It Wasn’t You, Though

I recently had a conversation with a couple of my classmates. A lot of the time, those don’t really go well, because I end up sticking my mouth into conversations I have no right to care about, and state opinions I know these “thinkers” simply cannot ever agree with. The theme of this conversation is one that has really been burning in my chest for far too long now: the prestige of institutions and whether or not they deserve them.

One classmate was saying something along the lines of how he was worried that the schools he was applying to were not going to accept him because of his grades not being ridiculously excellent. Okay…if you don’t know about my stance on grades/school as a measure of intelligence, you don’t know me well enough. Fighting against academics is basically all I ever do with my life – but that isn’t the focus right now, so with great restraint, I shall temporarily leave that matter.

My response to said classmate’s comment (his comment was, by the way, not even directed at me, but at the classmate sitting next to me) was something along the lines of: Apply. Forget about whether they accept you or not. Your intelligence is not defined by which college you get into. Go wherever, and make yourself great, and show those who rejected you that you can always be great, with or without them.

His response to my response: that when he’s applying for a job, the first thing they’ll judge him on is which school he comes from.

My response? That if an employer wants to judge me not on my actual capabilities, but on the institution I am affiliated with, I don’t freaking want him/her as my employer.

Here’s the part where we enter a brief, fruitless argument, I am left with self-contained anger, and they are left basically looking at me like I will never understand how the world truly works.

Just to clarify, I understand how the world works, thank you very much; I just do not agree with it, and I will fight to change that every chance I get. But one thing I am sick of is institutions claiming merits for things that they honest-to-goodness do not deserve.

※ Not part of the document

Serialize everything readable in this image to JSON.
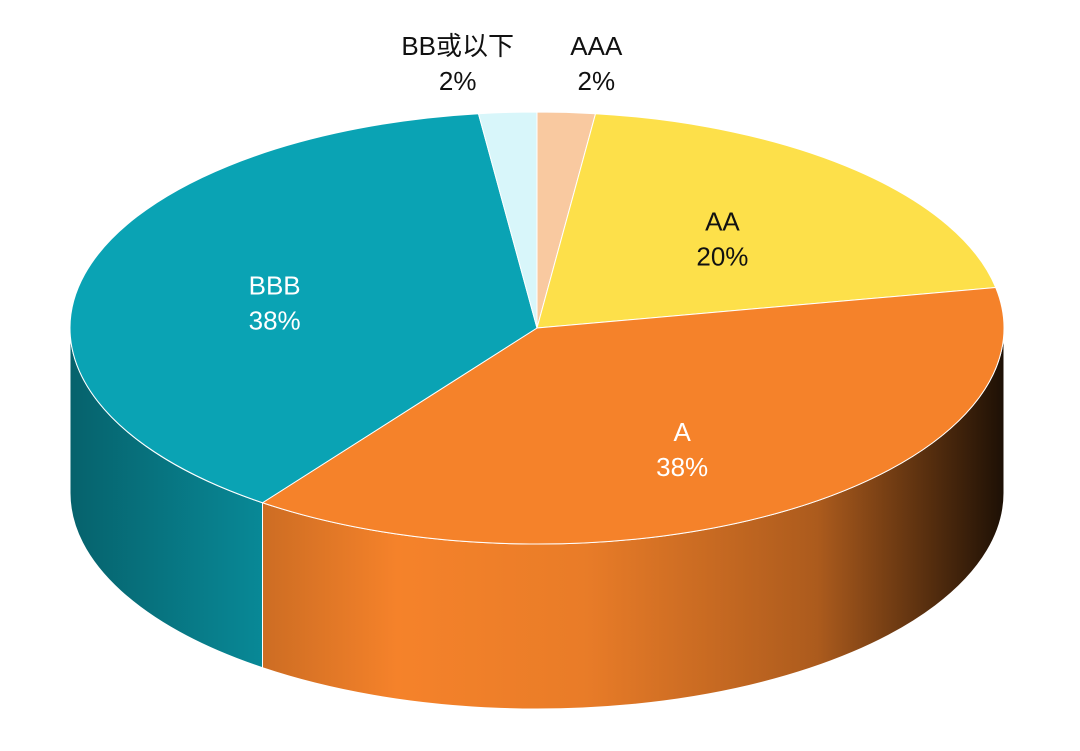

I never really saw this as a problem before I came to this school. I never wrote BECE, but coming here was the first time I’d ever heard of a school having its own, tailored entrance exam. (Of course, since then, I’ve come to know that this is a common thing I had just been oblivious to.) I also heard that “SOS people are sharks oh.” But somehow, I never previously connected this claim to the entrance exam, nor to the claim “SOS is a very good school”. Let’s not even begin to talk about how the main reason they think this is the academic achievements of the students inside it, but hey – let’s move on.

People are under some illusions that certain institutions with recognizable names somehow make you a better person. Popular cases in point: the Ivy League universities. But are they functional as places that better their students, or they’re just elitist?

In my opinion, the selectivity is that defining factor we don’t always seem to take into account. They don’t accept ordinary students and propel them to greater heights just by their existence. LOL, no. They filter the people they accept by these individuals’ own qualities before they accept them, and then when said individuals go on to do the great things I insist they were always capable of doing, the institutions proudly take credit for them…And I just feel like telling these institutions sometimes that, “Umm, hello, it wasn’t you, though.” But duh, they know that already. They MADE the filters, for goodness’ sake.

I have memories from when I was about twelve or thirteen, around Form 1 in Faith Montessori School (LOL I’m never going back there). I had already decided by then that I wanted to be a writer, of course. This really is my longest lasting aspiration. But my English and Literature teachers were like my enemies, somehow always trying to find new ways to tell me that I couldn’t write, couldn’t analyse, like my brain and imagination worked wrongly, marking me down constantly, for reasons I knew, even then, were not logical. They, whose every lesson-plan for every poem or story analysis was a word-for-word recital from Sparknotes, were berating me for using my brain?

The antagonism is long. But basically, somewhere around 2011 or something, I had decided that when I eventually published my first book, I would dedicate it to all my useless English teachers, thanking them for having basically no effect on my life and education. Yeah. I was (am?) that mean. Because somehow, I knew that the school where I was absolutely miserable and mentally confined may one day try to take the praise for moulding me positively, when I became successful – which would, of course, be some type of blasphemy. That vision haunted me.

It didn’t end in high school. By the end of my second year, Literature was my least favourite subject. Absolutely despised it. So, of course, that experience did nothing to dissolve my resolve to put that pre-decided dedication in my first book. Am I still going to do it? Who knows? (I might never even get published in the first place, never even be successful.) But I still maintain that these institutions are not the ones that achieved the people’s achievements for them.

So now, the idea that a Princeton graduate of equal or lower capabilities than someone from a college you’ve probably never heard of is more likely to get a job you both applied for is only serving to further destroy any shred of hope I might have in coming to like this nasty political franchise we call Planet Earth.

The last thing I need you to tell me right now is that “that’s how the world is.” Don’t you dare play that “and you can’t change it” card. First of all, rebellion is in my very blood and if you bore me, I’ll frickin’ hex you! You’ll be literally dead by the next story I write. See, the only reason these silly things stay as they are is because you humans are content enough to accept the unfairness of the world, convince yourselves you can’t make a difference, and integrate yourselves into the corruption.

Define thyself not by thy institution.